Y, sin embargo, hemos logrado cooperar. No porque estemos de acuerdo en todo, sino porque compartimos lo que Harari llama “órdenes imaginados”: constructos como la ley, la religión o los derechos humanos. No existen en la naturaleza; existen en nuestra capacidad de creer colectivamente en ellos y es esa aceptación lo que los hace reales. Precisamente es esa fe compartida la que nos permite convivir, incluso entre nuestras diferencias más profundas.

Pero en toda esa evolución, algo se ha roto. Hoy, pensar distinto es razón suficiente para ser considerado enemigo. Desde las Cruzadas hasta el conflicto entre Israel y Palestina, la historia está llena de guerras que no estallaron por recursos, sino por la incapacidad de aceptar la legitimidad del otro. El rechazo a lo diferente no solo es un error ético, también es un error evolutivo.

Y la cosa no termina ahí. Pues basta con seguir otro medio, ver otro titular o consumir otro tipo de contenido para que te etiqueten, te enfrenten, te cancelen. La polarización no es solo ideológica: es emocional. Los algoritmos entienden que la rabia engancha más que la razón.

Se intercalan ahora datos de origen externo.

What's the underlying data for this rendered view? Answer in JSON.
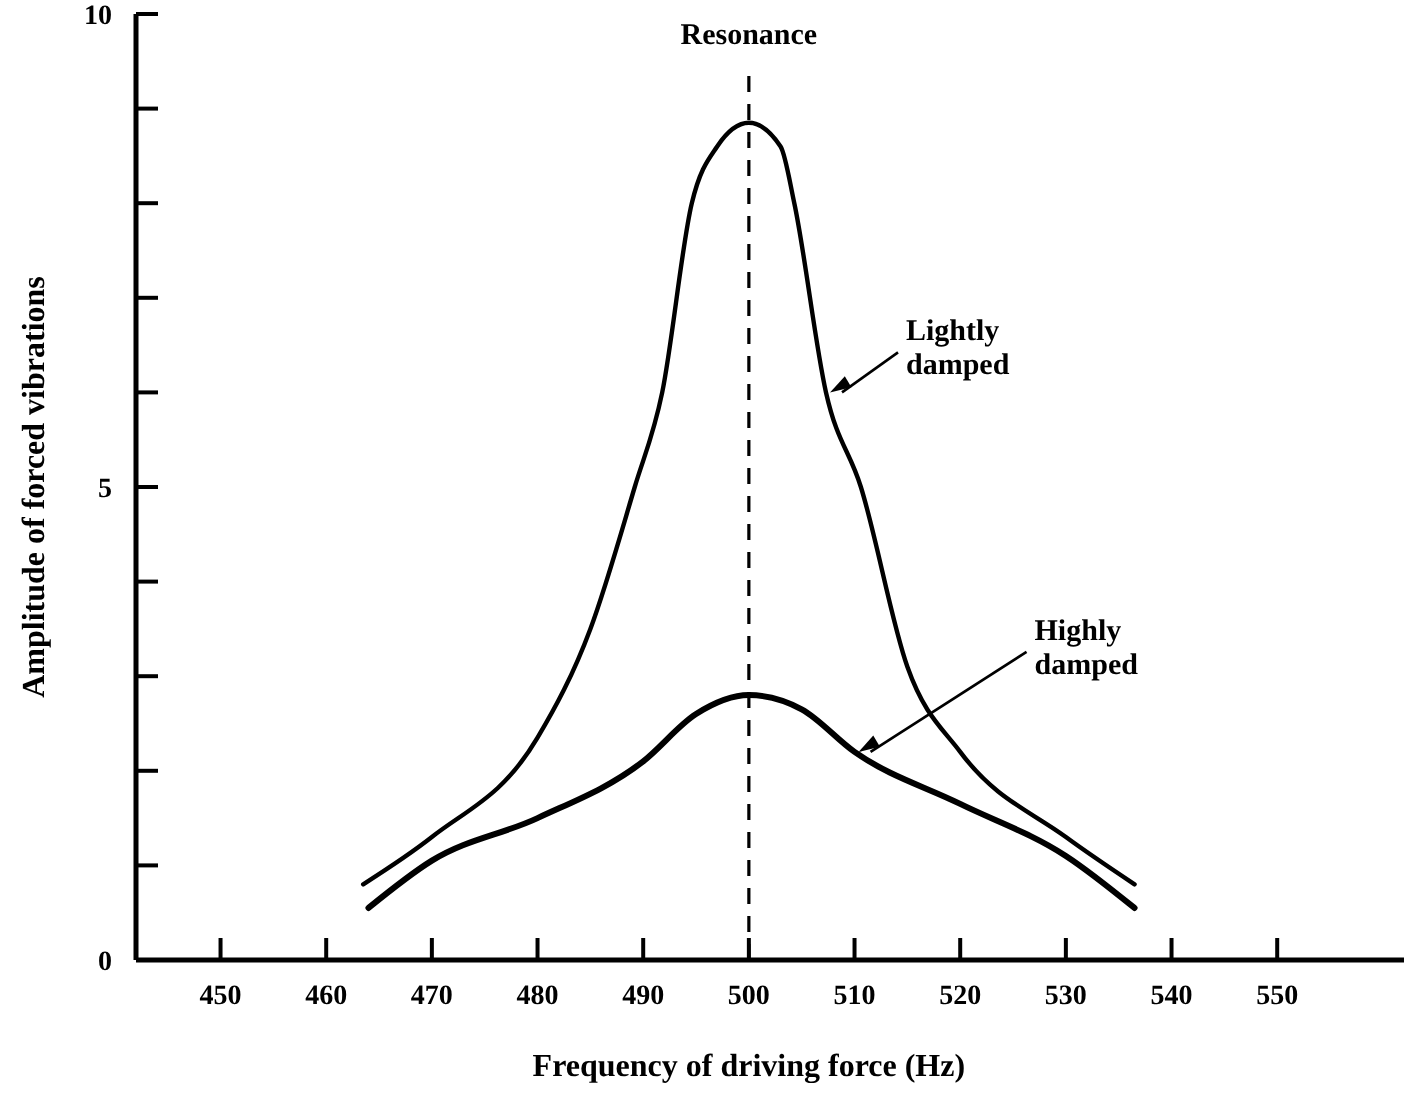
{
  "chart_data": {
    "type": "line",
    "xlabel": "Frequency of driving force (Hz)",
    "ylabel": "Amplitude of forced vibrations",
    "xlim": [
      442,
      562
    ],
    "ylim": [
      0,
      10
    ],
    "xticks": [
      450,
      460,
      470,
      480,
      490,
      500,
      510,
      520,
      530,
      540,
      550
    ],
    "yticks": [
      0,
      {
        "value": 1,
        "label": null
      },
      {
        "value": 2,
        "label": null
      },
      {
        "value": 3,
        "label": null
      },
      {
        "value": 4,
        "label": null
      },
      5,
      {
        "value": 6,
        "label": null
      },
      {
        "value": 7,
        "label": null
      },
      {
        "value": 8,
        "label": null
      },
      {
        "value": 9,
        "label": null
      },
      10
    ],
    "series": [
      {
        "name": "Lightly damped",
        "color": "#000000",
        "x": [
          463.5,
          470,
          480,
          485,
          489.2,
          491.8,
          494.6,
          497,
          500,
          503,
          504.3,
          507.3,
          510.6,
          515,
          520,
          530,
          536.5
        ],
        "values": [
          0.8,
          1.3,
          2.35,
          3.5,
          5,
          6,
          8,
          8.6,
          8.85,
          8.6,
          8,
          6,
          5,
          3.1,
          2.2,
          1.3,
          0.8
        ]
      },
      {
        "name": "Highly damped",
        "color": "#000000",
        "x": [
          464,
          470,
          480,
          490,
          495,
          500,
          505,
          510,
          520,
          530,
          536.5
        ],
        "values": [
          0.55,
          1.05,
          1.5,
          2.1,
          2.6,
          2.8,
          2.65,
          2.2,
          1.65,
          1.1,
          0.55
        ]
      }
    ],
    "ref_lines": [
      {
        "axis": "x",
        "value": 500,
        "label": "Resonance",
        "line_style": "dashed",
        "color": "#000000"
      }
    ],
    "grid": false,
    "marker": "none",
    "line_style": "solid"
  }
}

Un estudio de MIT publicado en 2018 demostró que las noticias falsas que se compartían en Twitter eran 70% más que las verdaderas. El algoritmo amplifica lo incendiario y el humano que lo recibe lo replica. No nos puede sorprender entonces que la rabia colectiva se propague en redes sociales con semejante facilidad.

Y es que esto de creer todo lo que leemos en redes sociales no es nuevo. En 2016 se demostró que bots y trolls inundaron Twitter con mensajes, tanto a favor como en contra, durante el referéndum del Brexit y esa desinformación alimentó la división ideológica.

Al final, lo que realmente nos une no es pensar igual sino creer en el valor de convivir con quien piensa distinto. Debemos ser capaces de reconocer que el otro, aunque vea el mundo desde otro ángulo, puede aportar algo que yo no veo. Y por supuesto, (y lo he dicho antes en otros escritos) tener criterio para no dejarnos malinformar de forma deliberada.